We cut back to the world's most excruciating dinner party -- I have a knot in my stomach from all of the tension, and I'm not even there -- and the Deckers make a very hasty retreat. They also fall off the monogamy wagon. (Trina: "Do you think Anthony and Michelle are available? I think it's time for us to step out of the penalty box.") I'm not sure Janet would be so pleased to know that her hostessing has that effect on people.

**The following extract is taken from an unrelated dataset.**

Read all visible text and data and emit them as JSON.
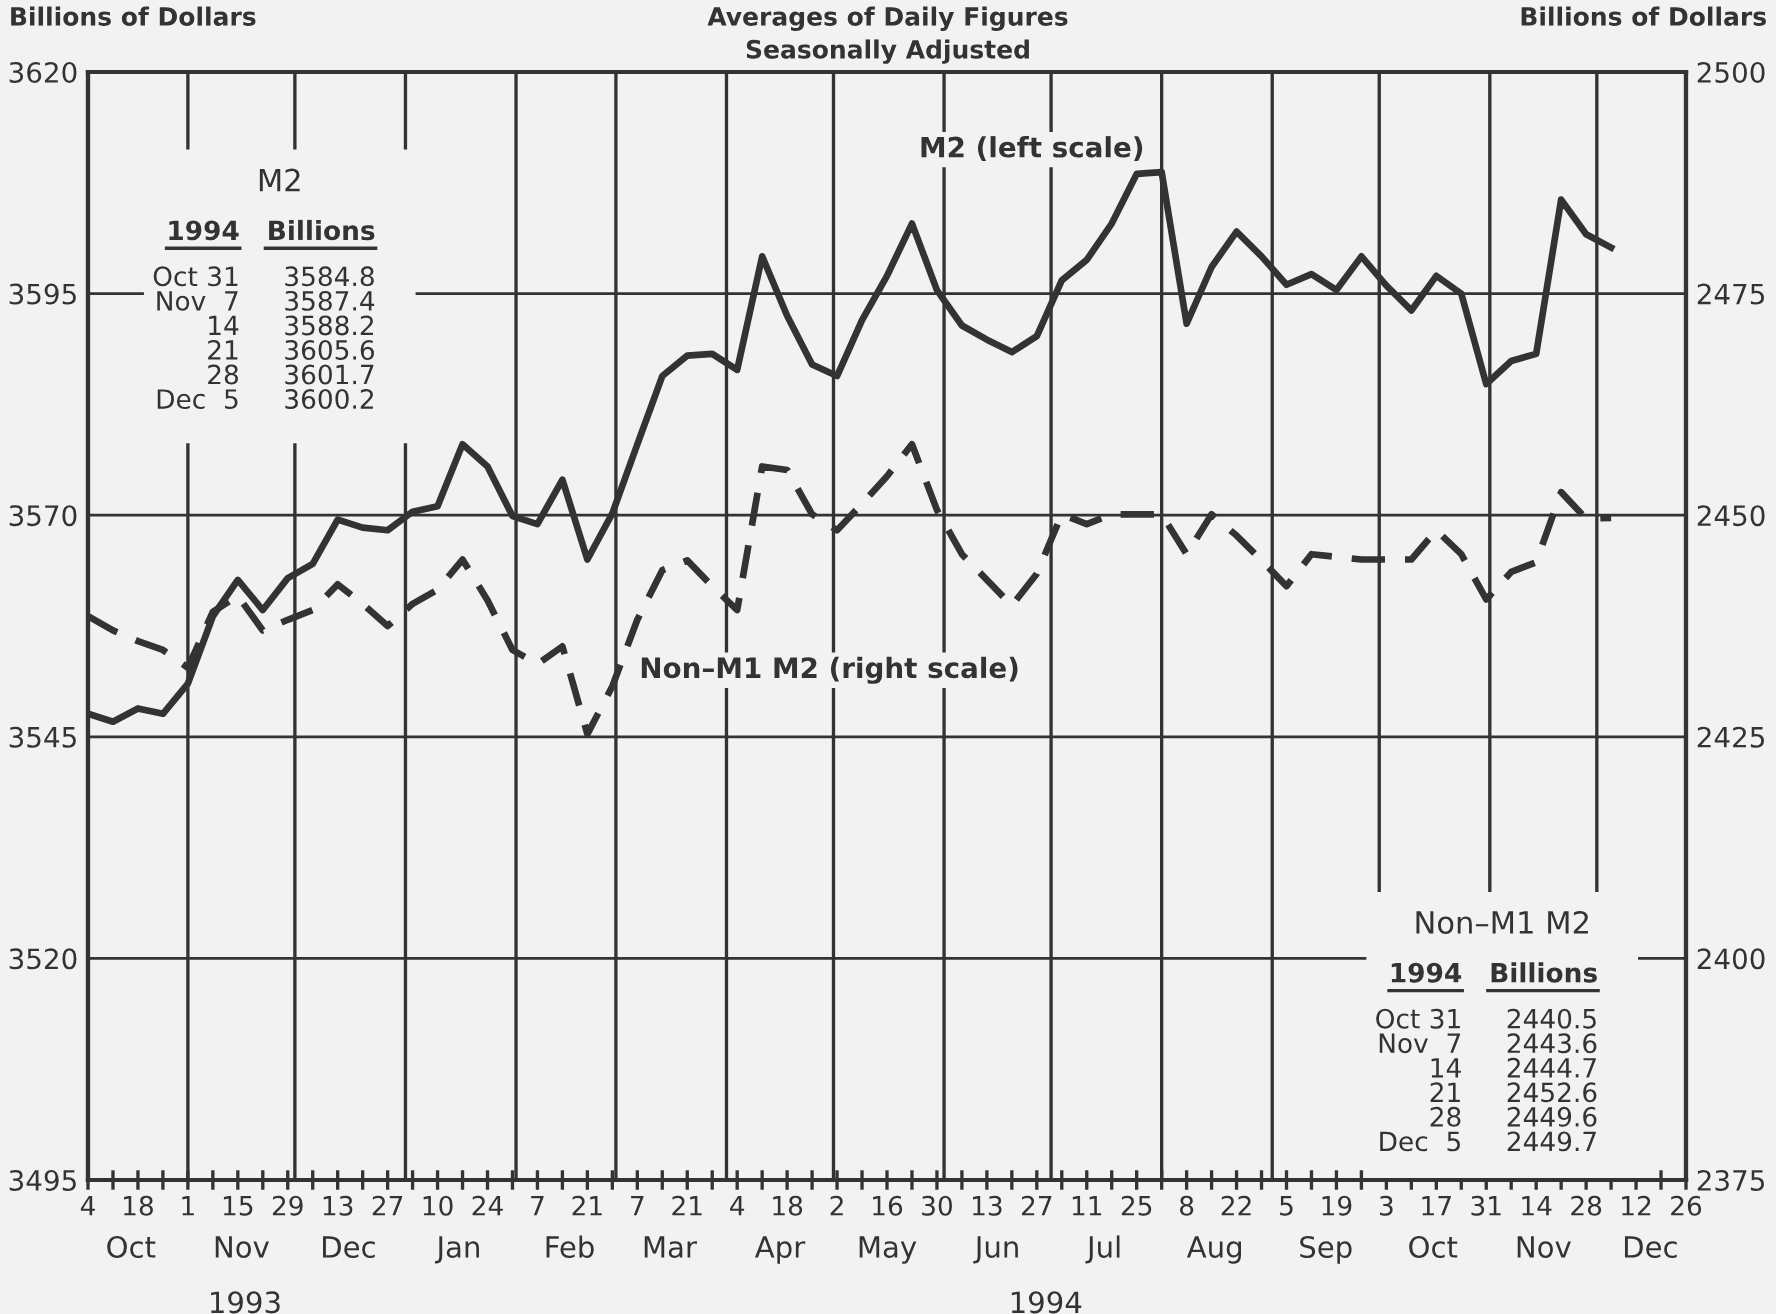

Susan is seeing Laurie off with a wishy-washy, "I can see why you like him ... see you tomorrow night." Really? Really? The woman who became a mother at sixteen is busy sending her teenaged daughter off for an overnight with the older boyfriend? Why? Because becoming a mother before you're legally able to vote worked out so well for her? "Oh, well, dear, I just want you to have everything I had: shotgun wedding, hardscrabble early years, empty materialism trying to fill the gaping hole in the middle of my emotional landscape, self-destructive crushes on men it would be a bad idea to pursue ..." How have Susan and Bruce managed to raise kids who are not bigger monsters is one of God's private mysteries if this little misadventure is any indication of their parenting skills. Anyway, Laurie then hits her apex on the smug-and-irritating line graph, lecturing her mother with, "Life is short. Be happy now." Susan replies, "Sometimes life is long, Laurie." "Even more reason," Laurie says. Oh my God, just leave already. Then there's almost a scene with Laurie and Bruce, but he just hands over some money and stammers, "If you need something." Laurie hugs him, then drives off with Doug. Susan and Bruce watch them leave, all "Aww! Our little girl's about to repeat our mistakes!"